Do we sell our mothers for a news story?
Since I read the former Chief of General Staff retired Gen. Isık Koşaner’s speech that was posted on the Internet, I have been thinking about the question heading this column.
The media used to be divided into two on this matter: One portion would support the military, moreover engage in overt-covert cooperation; another portion would keep quiet in fear or would watch from a distance. The relationships of journalists in general with the military and the civilian power are changing.
Really, do journalists even “sell their mothers for a story?” According to Koşaner, “Journalists are a group who would even sell their mothers for the sake of news.” In fact, he had advised his officers to be careful, to stay away from journalists and never to tell them anything.
Even though these words were uttered without bad intentions, again, the statement was quite humiliating for us. I personally took offense.
The Turkish military’s relationship with the journalist is never easy in general. It is a ball of strange balances and relationships difficult to understand.
The commanders are very discreet in general. They act a bit more openly to those journalists they feel closer to. These journalists must also be close to the commander’s own views. They talk to those who advocate the Armed Forces and support the General Staff’s policies. These journalists also in return would never sell their military interlocutors. They would not want any harm inflicted to the commander who they are bonded with in an interesting admiration.
It is history now, the times when coups were prepared together with some columnists and these pens were used to criticize the political power. Neither the old fears of the journalists nor the efforts of the military to use the media are left now. We are entering a new phase.
[HH] The prime minister is also complaining about the media, but…
I see that the prime minister is also complaining a lot about the media. But his complaint is different. The prime minister believes that the media distorts incidents, does not consider the interests of the state and does not practice responsible broadcasting.
The prime minister does not become intimate with journalists. He puts a certain distance between him and them; he does not act very close to some and very distant to others. For this reason, he does not say, “They would even sell their mothers for stories.”

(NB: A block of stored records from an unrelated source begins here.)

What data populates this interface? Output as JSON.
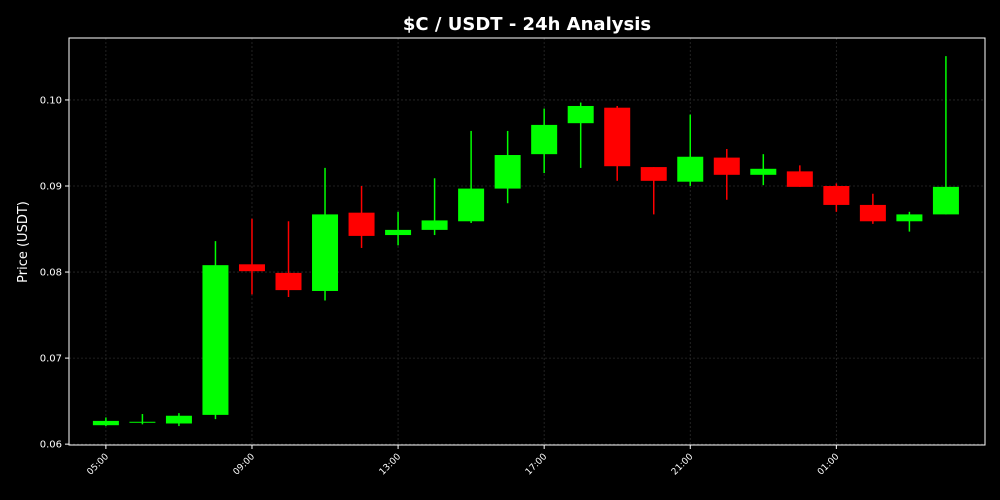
{
  "chart_data": {
    "type": "candlestick",
    "title": "$C / USDT - 24h Analysis",
    "y_label": "Price (USDT)",
    "categories": [
      "05:00",
      null,
      null,
      null,
      "09:00",
      null,
      null,
      null,
      "13:00",
      null,
      null,
      null,
      "17:00",
      null,
      null,
      null,
      "21:00",
      null,
      null,
      null,
      "01:00",
      null,
      null,
      null
    ],
    "open": [
      0.0622,
      0.0625,
      0.0624,
      0.0634,
      0.0809,
      0.0799,
      0.0778,
      0.0869,
      0.0843,
      0.0849,
      0.0859,
      0.0897,
      0.0937,
      0.0973,
      0.0991,
      0.0922,
      0.0905,
      0.0933,
      0.0913,
      0.0917,
      0.09,
      0.0878,
      0.0859,
      0.0867
    ],
    "high": [
      0.0631,
      0.0635,
      0.0636,
      0.0836,
      0.0862,
      0.0859,
      0.0921,
      0.09,
      0.087,
      0.0909,
      0.0964,
      0.0964,
      0.099,
      0.0997,
      0.0993,
      0.0922,
      0.0983,
      0.0943,
      0.0937,
      0.0924,
      0.0903,
      0.0891,
      0.087,
      0.1051
    ],
    "low": [
      0.0621,
      0.0623,
      0.0621,
      0.0629,
      0.0774,
      0.0771,
      0.0767,
      0.0828,
      0.0831,
      0.0843,
      0.0857,
      0.088,
      0.0915,
      0.0921,
      0.0906,
      0.0867,
      0.09,
      0.0884,
      0.0901,
      0.0899,
      0.087,
      0.0856,
      0.0847,
      0.0867
    ],
    "close": [
      0.0627,
      0.0626,
      0.0633,
      0.0808,
      0.0801,
      0.0779,
      0.0867,
      0.0842,
      0.0849,
      0.086,
      0.0897,
      0.0936,
      0.0971,
      0.0993,
      0.0923,
      0.0906,
      0.0934,
      0.0913,
      0.092,
      0.0899,
      0.0878,
      0.0859,
      0.0867,
      0.0899
    ],
    "up_color": "#00ff00",
    "down_color": "#ff0000",
    "ylim": [
      0.0599,
      0.1072
    ],
    "yticks": [
      0.06,
      0.07,
      0.08,
      0.09,
      {
        "value": 0.1,
        "label": "0.10"
      }
    ],
    "grid": true
  }
}
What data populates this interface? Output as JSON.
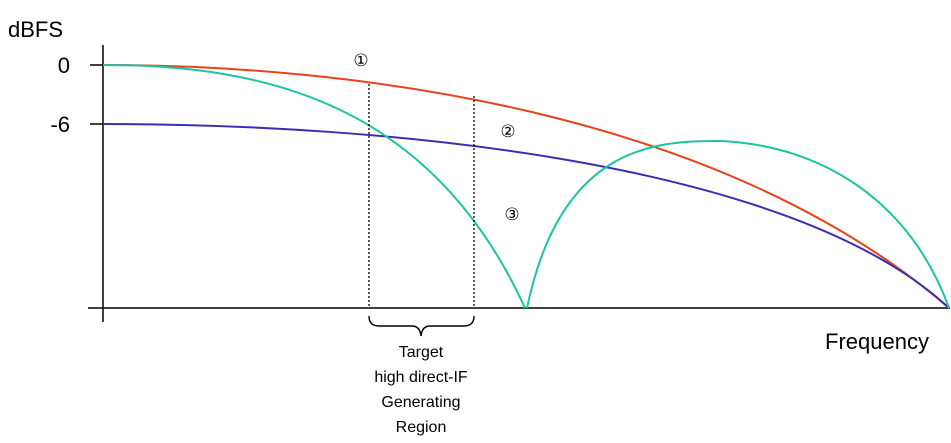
{
  "axes": {
    "y_title": "dBFS",
    "x_title": "Frequency",
    "y_ticks": [
      "0",
      "-6"
    ]
  },
  "curves": [
    {
      "label": "①",
      "color": "#e8431a"
    },
    {
      "label": "②",
      "color": "#3a2fae"
    },
    {
      "label": "③",
      "color": "#1cc4a0"
    }
  ],
  "region": {
    "lines": [
      "Target",
      "high direct-IF",
      "Generating",
      "Region"
    ]
  }
}
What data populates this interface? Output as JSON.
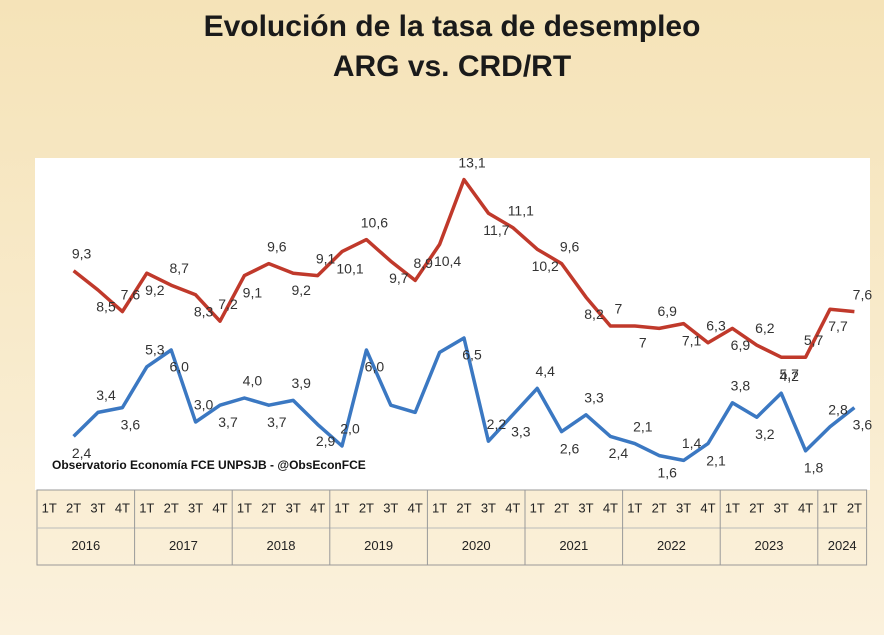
{
  "chart_data": {
    "type": "line",
    "title": [
      "Evolución de la tasa de desempleo",
      "ARG vs. CRD/RT"
    ],
    "source": "Observatorio Economía FCE UNPSJB - @ObsEconFCE",
    "categories": [
      "1T",
      "2T",
      "3T",
      "4T",
      "1T",
      "2T",
      "3T",
      "4T",
      "1T",
      "2T",
      "3T",
      "4T",
      "1T",
      "2T",
      "3T",
      "4T",
      "1T",
      "2T",
      "3T",
      "4T",
      "1T",
      "2T",
      "3T",
      "4T",
      "1T",
      "2T",
      "3T",
      "4T",
      "1T",
      "2T",
      "3T",
      "4T",
      "1T",
      "2T"
    ],
    "years": [
      "2016",
      "2017",
      "2018",
      "2019",
      "2020",
      "2021",
      "2022",
      "2023",
      "2024"
    ],
    "ylim": [
      0,
      14
    ],
    "series": [
      {
        "color": "#c0392b",
        "values": [
          null,
          9.3,
          8.5,
          7.6,
          9.2,
          8.7,
          8.3,
          7.2,
          9.1,
          9.6,
          9.2,
          9.1,
          10.1,
          10.6,
          9.7,
          8.9,
          10.4,
          13.1,
          11.7,
          11.1,
          10.2,
          9.6,
          8.2,
          7,
          7,
          6.9,
          7.1,
          6.3,
          6.9,
          6.2,
          5.7,
          5.7,
          7.7,
          7.6
        ],
        "value_labels": [
          null,
          "9,3",
          "8,5",
          "7,6",
          "9,2",
          "8,7",
          "8,3",
          "7,2",
          "9,1",
          "9,6",
          "9,2",
          "9,1",
          "10,1",
          "10,6",
          "9,7",
          "8,9",
          "10,4",
          "13,1",
          "11,7",
          "11,1",
          "10,2",
          "9,6",
          "8,2",
          "7",
          "7",
          "6,9",
          "7,1",
          "6,3",
          "6,9",
          "6,2",
          "5,7",
          "5,7",
          "7,7",
          "7,6"
        ]
      },
      {
        "color": "#3b78c2",
        "values": [
          null,
          2.4,
          3.4,
          3.6,
          5.3,
          6.0,
          3.0,
          3.7,
          4.0,
          3.7,
          3.9,
          2.9,
          2.0,
          6.0,
          3.7,
          3.4,
          5.9,
          6.5,
          2.2,
          3.3,
          4.4,
          2.6,
          3.3,
          2.4,
          2.1,
          1.6,
          1.4,
          2.1,
          3.8,
          3.2,
          4.2,
          1.8,
          2.8,
          3.6
        ],
        "value_labels": [
          null,
          "2,4",
          "3,4",
          "3,6",
          "5,3",
          "6,0",
          "3,0",
          "3,7",
          "4,0",
          "3,7",
          "3,9",
          "2,9",
          "2,0",
          "6,0",
          null,
          null,
          null,
          "6,5",
          "2,2",
          "3,3",
          "4,4",
          "2,6",
          "3,3",
          "2,4",
          "2,1",
          "1,6",
          "1,4",
          "2,1",
          "3,8",
          "3,2",
          "4,2",
          "1,8",
          "2,8",
          "3,6"
        ]
      }
    ]
  }
}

However, he responds severely to those who have critical views by using open platforms. He publicly disapproves those attitudes he does not like in those speeches he delivers almost every day at parliamentary group meetings. Because of this stance, the journalist shies away from contradicting the prime minister.
It was the military that used to be feared; now there is shying away from the government. No one calls and questions why you have done such a story or written such a piece. Instead, government spokesmen prefer to openly criticize any piece or story they do not like. This, inadvertently, poses a significant pressure component on the journalist.
In the past, there was a segment of journalists the TSK did not want even to come near its headquarters.
Now there are journalists who the ruling party “prefers” or “does not prefer much” and in fact “even does not want to see.” The definition “they would even sell their mothers” has not been encountered yet, but the journalists have not been elevated to the status of valued individuals.
As you can see, despite whoever has the real power, the journalist remains as a disliked element. But I do not accept the “even sell their mothers” terminology.
[HH] You cannot inform the journalist and tell them not to write afterward
We cannot generalize it but I need to protect my colleagues of years.
You can blame some of the journalists for not having obtained adequate information. You can question their intellectual depth. You can criticize others for other reasons, but you cannot blame a big portion of them for “selling their mothers for news.”
It is the duty of the journalist to find stories. They are paid for that.
What is important is that the story is correct – the source is not cheated – and that there are no intentional factors. They try to do their jobs as best as they can. Even if they are unable to please you, they strive with good intentions.
But there is a limit to everything. If you are informing the journalist, do not say “don’t ever write it” afterward. If you will, then do not talk.
The reason I wrote this piece was to object to the shoving of my profession of which I take pride.